Libertad 1628
Me preguntaba a mí misma, si luego de los sucesos de mayo del ’68 había tenido dificultades para continuar con mi obra, y debo responder que sí las tuve. Tuve un problema ético: ¿qué sentido tenía expresarme con el minimalismo frente al momento de profundas revueltas que estaba viviendo el mundo y el hambre y la miseria imperantes en nuestro país?”
Con raíces en la escultura minimalista, la obra de Margarita Paksa (Buenos Aires, 1932) es consciente del espacio: está organizada en torno a la experiencia de un espectador, investiga no sólo la relación entre el objeto y la percepción, sino también los procesos por los cuales se codifica el significado abstracto de forma concreta. Su interés por el lenguaje, comenzando en 1966, profundizó esta exploración sobre cómo se produce y abstrae el significado a través del texto. Trabajando en series, Paksa desarrolló métodos que a veces eran precisos y a veces oblicuos. Sin embargo, comparten un compromiso crítico, demostrando a través del análisis cuidadoso de texto y tipografía que el lenguaje, como abstracción, no es neutral ni del todo transparente.
Como atestiguan sus Escrituras secretas, hacia 1976 la codificación de mensajes se había convertido no sólo en un problema semiótico, sino también político.

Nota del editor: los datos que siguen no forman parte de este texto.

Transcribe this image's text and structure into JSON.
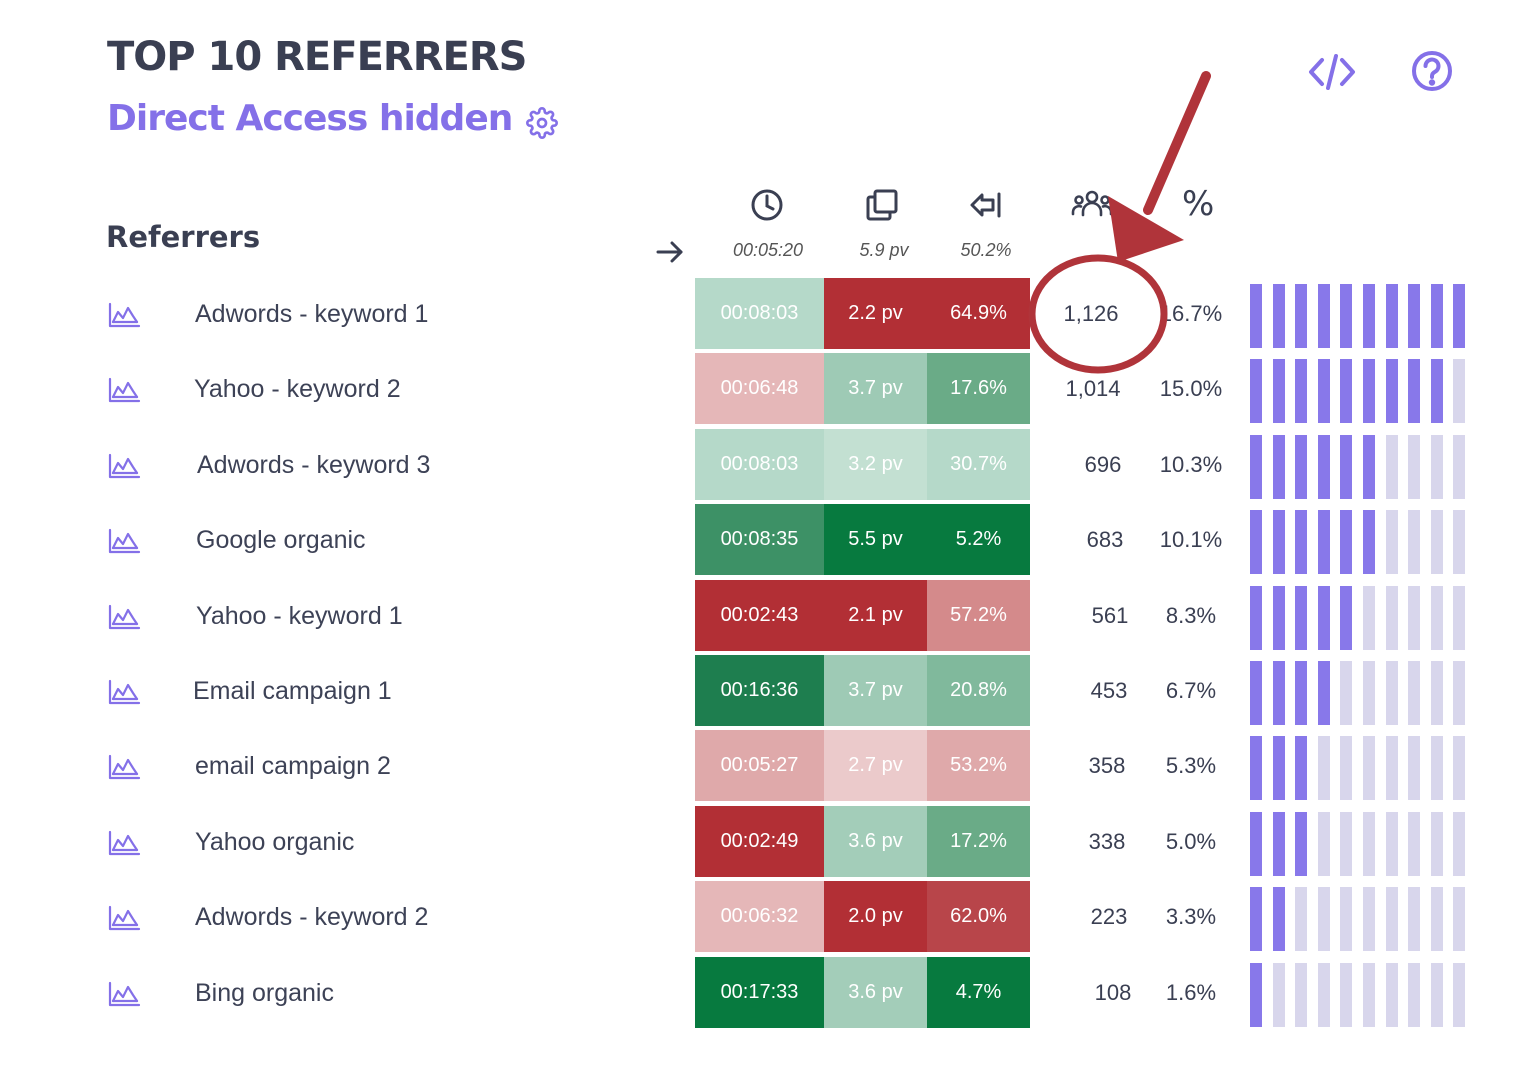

Trazados a lo largo de retículas de perillas o ruedas pintadas, sus textos son apenas perceptibles. Sólo se vuelven legibles al distinguir el campo sólido de las perillas del fondo de las
líneas formadas alrededor o sobre la superficie, exponiendo la interacción entre el espacio y la forma de la abstracción geométrica. Los colores puros espectrales y los materiales industriales no conforman frases de protesta. Son una sensación de exasperación, de resignación ante la negación silenciosa de una cultura opresora del “no.”1 Visibilizando la distorsión de las palabras de sus significados originales, los textos de Paksa son notas para ella misma. Son sentimientos subjetivos pero insertados sutilmente en una supuesta “realidad absoluta” de la retícula formalista.
Ojos ciegos, una serie del año siguiente, se basa nuevamente en la estructura – esta vez la cuadrícula constructivista y el alfabeto simbólico de Joaquín Torres García – para organizar un vocabulario de elementos intercambiables: caras enojadas y angustiadas, puños cerrados y manos extendidas, pechos dislocados, televisores, cepillos de dientes, semáforos y ojivas fálicas. Cada uno de estos elementos funciona como un objeto sutil y discreto. Están dispuestos en la página como palabras en una oración, como parte de una enunciación fragmentada y yuxtapuesta. Se trata de una visión más terrible que la suma de sus partes cotidianas.